The readings for this Sunday are:
2 Kings 2:1-12 is the ascension of Elijah into heaven, with poor Elisha following him around and then eventually left behind.
Psalm 50:1-6 is God calling to the heavens and earth to gather the faithful together.
2 Corinthians 4:3-6 is about how it is that some people seem to see the light of the Gospel and others don’t; about the way in which Christians should not “proclaim ourselves” but rather proclaim Jesus Christ as Lord.

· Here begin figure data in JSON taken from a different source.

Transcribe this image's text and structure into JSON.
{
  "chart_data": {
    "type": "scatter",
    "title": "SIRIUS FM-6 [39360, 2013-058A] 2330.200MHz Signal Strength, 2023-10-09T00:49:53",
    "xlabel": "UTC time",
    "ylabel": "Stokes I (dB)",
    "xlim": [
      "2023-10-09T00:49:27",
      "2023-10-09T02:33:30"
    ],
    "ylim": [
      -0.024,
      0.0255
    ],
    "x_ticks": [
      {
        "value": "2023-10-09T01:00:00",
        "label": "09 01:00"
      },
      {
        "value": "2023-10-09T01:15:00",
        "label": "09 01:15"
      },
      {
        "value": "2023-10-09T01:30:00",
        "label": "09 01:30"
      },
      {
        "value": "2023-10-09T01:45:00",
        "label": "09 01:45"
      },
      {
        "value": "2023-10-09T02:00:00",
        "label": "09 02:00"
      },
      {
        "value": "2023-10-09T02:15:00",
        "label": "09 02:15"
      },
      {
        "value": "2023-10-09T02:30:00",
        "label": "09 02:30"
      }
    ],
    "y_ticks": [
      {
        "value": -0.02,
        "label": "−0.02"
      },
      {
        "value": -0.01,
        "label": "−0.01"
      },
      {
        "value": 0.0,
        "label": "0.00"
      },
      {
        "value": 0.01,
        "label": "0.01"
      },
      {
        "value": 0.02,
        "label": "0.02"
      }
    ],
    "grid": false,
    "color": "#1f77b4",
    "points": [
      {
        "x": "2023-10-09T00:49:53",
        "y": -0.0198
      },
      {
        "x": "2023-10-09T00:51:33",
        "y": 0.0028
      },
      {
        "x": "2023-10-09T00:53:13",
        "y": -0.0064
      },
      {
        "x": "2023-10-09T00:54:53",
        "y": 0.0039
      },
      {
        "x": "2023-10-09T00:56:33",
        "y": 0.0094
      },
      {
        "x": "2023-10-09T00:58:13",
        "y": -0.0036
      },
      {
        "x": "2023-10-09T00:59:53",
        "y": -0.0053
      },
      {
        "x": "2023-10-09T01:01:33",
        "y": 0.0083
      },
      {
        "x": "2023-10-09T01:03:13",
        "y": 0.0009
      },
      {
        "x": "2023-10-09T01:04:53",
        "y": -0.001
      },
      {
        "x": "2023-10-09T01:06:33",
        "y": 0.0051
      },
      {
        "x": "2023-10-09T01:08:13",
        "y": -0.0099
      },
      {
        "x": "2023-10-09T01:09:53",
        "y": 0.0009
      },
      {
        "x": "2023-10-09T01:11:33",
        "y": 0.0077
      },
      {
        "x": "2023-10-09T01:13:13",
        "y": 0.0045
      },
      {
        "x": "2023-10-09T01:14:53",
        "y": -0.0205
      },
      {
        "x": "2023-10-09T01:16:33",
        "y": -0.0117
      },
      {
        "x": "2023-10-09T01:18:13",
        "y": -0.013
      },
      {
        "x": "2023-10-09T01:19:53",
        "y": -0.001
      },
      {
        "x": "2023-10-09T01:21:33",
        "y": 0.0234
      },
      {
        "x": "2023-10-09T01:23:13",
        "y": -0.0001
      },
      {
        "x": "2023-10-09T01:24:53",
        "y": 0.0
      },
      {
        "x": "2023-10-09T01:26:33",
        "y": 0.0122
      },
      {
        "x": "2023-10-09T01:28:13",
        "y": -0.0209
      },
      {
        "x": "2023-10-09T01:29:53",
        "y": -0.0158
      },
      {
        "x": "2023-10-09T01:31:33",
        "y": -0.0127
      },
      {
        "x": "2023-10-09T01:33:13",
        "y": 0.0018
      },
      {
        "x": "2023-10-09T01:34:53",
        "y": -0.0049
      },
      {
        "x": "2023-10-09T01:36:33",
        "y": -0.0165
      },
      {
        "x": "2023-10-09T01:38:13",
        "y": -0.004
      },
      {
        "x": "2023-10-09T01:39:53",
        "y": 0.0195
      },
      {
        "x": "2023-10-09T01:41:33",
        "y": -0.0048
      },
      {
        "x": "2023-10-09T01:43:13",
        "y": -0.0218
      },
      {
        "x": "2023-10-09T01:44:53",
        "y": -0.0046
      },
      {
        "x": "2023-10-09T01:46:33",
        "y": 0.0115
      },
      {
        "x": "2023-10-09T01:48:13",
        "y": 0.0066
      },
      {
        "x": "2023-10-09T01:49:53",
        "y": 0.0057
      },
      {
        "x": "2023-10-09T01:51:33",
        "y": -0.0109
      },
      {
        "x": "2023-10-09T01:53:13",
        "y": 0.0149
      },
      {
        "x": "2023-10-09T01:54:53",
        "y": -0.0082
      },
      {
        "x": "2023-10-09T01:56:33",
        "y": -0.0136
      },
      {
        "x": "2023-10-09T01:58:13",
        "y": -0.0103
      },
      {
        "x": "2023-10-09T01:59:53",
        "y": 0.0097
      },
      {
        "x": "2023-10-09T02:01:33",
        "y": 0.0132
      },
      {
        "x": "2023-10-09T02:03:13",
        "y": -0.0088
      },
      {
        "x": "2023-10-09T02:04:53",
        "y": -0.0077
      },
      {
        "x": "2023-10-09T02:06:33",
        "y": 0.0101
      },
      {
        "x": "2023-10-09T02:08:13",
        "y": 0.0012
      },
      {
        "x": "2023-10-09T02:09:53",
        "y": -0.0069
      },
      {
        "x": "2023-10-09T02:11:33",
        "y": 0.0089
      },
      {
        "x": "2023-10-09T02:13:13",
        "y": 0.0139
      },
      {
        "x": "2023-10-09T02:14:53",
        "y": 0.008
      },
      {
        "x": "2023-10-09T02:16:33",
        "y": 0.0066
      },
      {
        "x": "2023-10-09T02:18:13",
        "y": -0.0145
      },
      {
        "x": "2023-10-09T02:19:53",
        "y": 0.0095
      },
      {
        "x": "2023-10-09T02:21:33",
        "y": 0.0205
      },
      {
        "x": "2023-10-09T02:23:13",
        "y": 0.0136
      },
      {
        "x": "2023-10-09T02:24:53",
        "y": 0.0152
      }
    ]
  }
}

Mark 9:2-9 is the Transfiguration.
One of my own pieces, a setting of a poem by Marnanel Thurman, would be appropriate for this Sunday. It’s for flexible choir, it can be sung unison with or without solos or up to SAB. The music is available from CPDL and there is a demo recording on Youtube.
What’s seen is seen, and cannot be unknown;
and so he turned my soul, and turns it still.
We’d walked a while, just him and us alone;
we’d wandered up some ordinary hill.
The air was cold. The conversation died.
I wondered if I’d left the stove alight.
The curtains of the world were torn aside,
and naked glory overwhelmed my sight;
and oh, the voice, that called to him by name,
so comforting, so terrible to hear:
that man I knew, the same, yet not the same,
touches my arm, and tells me not to fear;
but as I raise my eyes, the light is gone,
and life, and something more, must carry on.
If you’re after something more traditional, any setting of O Nata Lux would be good. I don’t currently have one in the database, though, so if you know of one composed by a woman, do use the submit music form to let me know about it.
Some non-Cecilia’s List deadlines and a winter bug slowed me right down, and I ended up skipping Candlemas (2nd February) and the Sunday afterward (4th February) here, both of which I actually have some good recommendations for. I’m trying to get caught up this week before going away so that I don’t get further behind and end up feeling even more overwhelmed. So far I’m about halfway through the easy part of my data entry backlog. And I do have music of my own for Ash Wednesday, at least.